THURSDAY, September 1
Catherine Hartley, New York University
Developmental tuning of action selection
Throughout our lives, we rapidly acquire knowledge through experience. This knowledge is structured — it reflects regularities in our environments such as sequential relations between events, contingencies between actions and outcomes, and similarities across contexts. Across development, we exploit this structure to support the flexible pursuit of valued outcomes. In this talk, I will present studies examining at the cognitive, neural, and computational levels how the learning, memory, and decision-making processes that support or constrain adaptive behavioural flexibility change over the course of development from childhood to adulthood. I will show that development confers marked changes in the cognitive representations and computations engaged to evaluate and select actions. I will discuss how these changes may optimize behaviour for an individual’s developmental stage and how neurocognitive development may influence individual vulnerability and resilience to different forms of psychopathology.

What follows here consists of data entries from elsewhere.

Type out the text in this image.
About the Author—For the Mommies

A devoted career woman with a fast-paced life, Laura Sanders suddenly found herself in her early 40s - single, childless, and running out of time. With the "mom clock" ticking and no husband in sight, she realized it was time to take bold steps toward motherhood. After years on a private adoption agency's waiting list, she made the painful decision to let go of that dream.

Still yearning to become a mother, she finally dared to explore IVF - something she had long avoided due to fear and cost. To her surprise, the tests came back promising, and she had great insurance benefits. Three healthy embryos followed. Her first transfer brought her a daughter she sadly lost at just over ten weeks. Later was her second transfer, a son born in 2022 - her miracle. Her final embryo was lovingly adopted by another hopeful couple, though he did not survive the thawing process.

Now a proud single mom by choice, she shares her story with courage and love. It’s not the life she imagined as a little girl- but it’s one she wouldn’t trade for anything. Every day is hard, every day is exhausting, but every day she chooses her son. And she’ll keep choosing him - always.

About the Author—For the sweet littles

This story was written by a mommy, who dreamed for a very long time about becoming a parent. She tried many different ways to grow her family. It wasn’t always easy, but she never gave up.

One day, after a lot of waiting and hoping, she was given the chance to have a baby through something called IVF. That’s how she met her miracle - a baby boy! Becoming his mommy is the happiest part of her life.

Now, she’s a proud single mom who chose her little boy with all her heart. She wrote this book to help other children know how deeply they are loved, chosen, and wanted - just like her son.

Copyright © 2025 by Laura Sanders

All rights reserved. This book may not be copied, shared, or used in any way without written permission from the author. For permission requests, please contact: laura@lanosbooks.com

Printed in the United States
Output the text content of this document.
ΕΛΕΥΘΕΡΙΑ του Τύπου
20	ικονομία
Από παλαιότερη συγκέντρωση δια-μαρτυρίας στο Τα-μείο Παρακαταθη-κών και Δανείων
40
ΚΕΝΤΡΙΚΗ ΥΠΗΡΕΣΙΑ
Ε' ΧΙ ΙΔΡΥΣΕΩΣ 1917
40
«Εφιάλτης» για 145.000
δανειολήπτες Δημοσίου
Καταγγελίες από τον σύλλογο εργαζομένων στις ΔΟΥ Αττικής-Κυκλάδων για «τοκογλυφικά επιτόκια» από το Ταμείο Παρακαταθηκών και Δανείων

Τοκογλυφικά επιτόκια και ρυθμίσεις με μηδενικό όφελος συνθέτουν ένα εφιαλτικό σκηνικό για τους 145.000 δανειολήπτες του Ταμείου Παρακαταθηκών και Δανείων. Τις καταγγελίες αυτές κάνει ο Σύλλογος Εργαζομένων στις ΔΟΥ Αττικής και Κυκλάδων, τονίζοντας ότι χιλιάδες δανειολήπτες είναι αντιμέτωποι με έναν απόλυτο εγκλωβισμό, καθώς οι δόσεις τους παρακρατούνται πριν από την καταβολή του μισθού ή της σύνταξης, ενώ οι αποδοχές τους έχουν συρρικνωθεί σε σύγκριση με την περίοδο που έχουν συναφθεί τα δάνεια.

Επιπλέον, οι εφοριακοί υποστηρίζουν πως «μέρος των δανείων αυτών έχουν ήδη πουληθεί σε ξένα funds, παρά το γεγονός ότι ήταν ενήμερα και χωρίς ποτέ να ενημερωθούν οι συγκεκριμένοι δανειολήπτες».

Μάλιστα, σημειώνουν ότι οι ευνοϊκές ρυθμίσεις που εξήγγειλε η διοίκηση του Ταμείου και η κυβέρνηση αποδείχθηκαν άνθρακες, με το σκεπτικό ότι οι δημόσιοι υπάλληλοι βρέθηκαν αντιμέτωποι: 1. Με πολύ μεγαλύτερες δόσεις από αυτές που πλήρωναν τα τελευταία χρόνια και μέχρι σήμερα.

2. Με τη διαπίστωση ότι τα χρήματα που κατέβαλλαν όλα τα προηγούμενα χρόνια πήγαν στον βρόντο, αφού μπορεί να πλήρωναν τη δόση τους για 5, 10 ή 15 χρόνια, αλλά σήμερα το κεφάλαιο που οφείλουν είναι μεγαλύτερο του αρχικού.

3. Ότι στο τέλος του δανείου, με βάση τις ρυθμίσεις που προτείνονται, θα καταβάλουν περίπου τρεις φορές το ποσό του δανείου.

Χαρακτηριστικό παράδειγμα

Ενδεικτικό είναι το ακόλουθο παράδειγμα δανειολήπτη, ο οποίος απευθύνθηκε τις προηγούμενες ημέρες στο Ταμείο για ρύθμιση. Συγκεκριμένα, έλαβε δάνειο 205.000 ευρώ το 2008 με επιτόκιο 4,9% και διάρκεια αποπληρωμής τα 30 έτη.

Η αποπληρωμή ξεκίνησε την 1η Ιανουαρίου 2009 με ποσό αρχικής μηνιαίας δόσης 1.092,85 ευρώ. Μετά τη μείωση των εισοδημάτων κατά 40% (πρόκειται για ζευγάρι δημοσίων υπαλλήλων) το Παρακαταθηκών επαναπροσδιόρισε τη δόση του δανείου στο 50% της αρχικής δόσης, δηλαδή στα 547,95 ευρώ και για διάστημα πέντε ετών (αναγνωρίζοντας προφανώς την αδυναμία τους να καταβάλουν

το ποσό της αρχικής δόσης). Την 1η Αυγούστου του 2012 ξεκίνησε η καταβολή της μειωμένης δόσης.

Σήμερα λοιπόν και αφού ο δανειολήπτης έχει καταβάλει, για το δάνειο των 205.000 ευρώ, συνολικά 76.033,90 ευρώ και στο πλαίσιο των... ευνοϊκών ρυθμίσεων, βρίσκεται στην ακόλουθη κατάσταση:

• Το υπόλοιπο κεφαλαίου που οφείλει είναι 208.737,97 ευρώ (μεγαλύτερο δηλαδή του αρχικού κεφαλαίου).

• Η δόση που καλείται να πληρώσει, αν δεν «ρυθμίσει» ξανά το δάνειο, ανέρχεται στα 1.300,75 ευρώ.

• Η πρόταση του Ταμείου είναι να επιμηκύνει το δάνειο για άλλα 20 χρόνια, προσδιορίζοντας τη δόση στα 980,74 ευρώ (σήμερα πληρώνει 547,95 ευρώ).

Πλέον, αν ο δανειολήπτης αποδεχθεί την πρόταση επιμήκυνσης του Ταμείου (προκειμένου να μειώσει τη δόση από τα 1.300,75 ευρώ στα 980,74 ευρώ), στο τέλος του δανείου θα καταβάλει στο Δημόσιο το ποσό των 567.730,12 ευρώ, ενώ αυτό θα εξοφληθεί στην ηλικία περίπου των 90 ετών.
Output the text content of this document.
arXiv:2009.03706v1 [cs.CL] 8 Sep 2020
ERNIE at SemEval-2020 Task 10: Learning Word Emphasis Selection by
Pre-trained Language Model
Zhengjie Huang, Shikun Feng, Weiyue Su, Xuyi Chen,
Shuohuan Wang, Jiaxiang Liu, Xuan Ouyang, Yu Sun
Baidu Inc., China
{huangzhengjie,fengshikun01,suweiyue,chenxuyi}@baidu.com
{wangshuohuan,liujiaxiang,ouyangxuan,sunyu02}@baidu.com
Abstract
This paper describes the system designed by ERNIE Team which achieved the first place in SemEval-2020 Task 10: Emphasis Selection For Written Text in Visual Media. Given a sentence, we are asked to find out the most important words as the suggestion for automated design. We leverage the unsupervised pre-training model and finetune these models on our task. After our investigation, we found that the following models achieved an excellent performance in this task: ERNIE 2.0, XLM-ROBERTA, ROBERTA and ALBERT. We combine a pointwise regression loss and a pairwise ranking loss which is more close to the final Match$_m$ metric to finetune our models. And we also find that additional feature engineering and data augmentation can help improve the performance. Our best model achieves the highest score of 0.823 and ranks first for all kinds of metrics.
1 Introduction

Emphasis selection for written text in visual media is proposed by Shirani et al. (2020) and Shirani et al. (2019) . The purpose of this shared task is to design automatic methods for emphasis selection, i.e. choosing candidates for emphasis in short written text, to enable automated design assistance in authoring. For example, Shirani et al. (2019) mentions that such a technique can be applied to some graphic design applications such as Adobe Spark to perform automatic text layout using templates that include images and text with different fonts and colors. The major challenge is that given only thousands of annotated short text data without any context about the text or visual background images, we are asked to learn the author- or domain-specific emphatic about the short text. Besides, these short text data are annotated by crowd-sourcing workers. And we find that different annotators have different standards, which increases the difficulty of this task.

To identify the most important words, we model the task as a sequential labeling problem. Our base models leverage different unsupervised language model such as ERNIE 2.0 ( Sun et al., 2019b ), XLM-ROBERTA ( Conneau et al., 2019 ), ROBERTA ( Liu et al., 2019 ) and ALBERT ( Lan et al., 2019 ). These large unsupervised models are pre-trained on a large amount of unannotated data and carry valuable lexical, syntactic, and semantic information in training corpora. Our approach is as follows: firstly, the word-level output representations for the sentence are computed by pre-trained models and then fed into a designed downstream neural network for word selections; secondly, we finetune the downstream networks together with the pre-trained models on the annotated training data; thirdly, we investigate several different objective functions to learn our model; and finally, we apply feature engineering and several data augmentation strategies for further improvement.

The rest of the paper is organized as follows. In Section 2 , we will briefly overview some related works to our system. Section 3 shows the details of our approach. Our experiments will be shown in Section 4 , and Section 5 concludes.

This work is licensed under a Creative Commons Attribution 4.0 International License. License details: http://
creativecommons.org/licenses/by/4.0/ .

Tobias Hauser, University College London
Building the tools for Developmental Computational Psychiatry
Most psychiatric illnesses emerge during childhood and adolescence. This is also the period in life, during which the brain and cognition change most dramatically. However, we still know little about whether and how aberrant brain development may lead to mental health problems. Developmental computational psychiatry has the goal to identify and understand the neural and computational mechanisms that go awry during development and lead to mental illness. In my talk, I will outline why I believe that development is critical if we want to understand and treat psychiatric disorders in general. I will then discuss the prerequisites for successfully studying these developmental processes, and I will show how far we have come in building these tools for studying these computational mechanisms during development. Lastly, I will provide an outlook about where I envisage the field to move in the next years.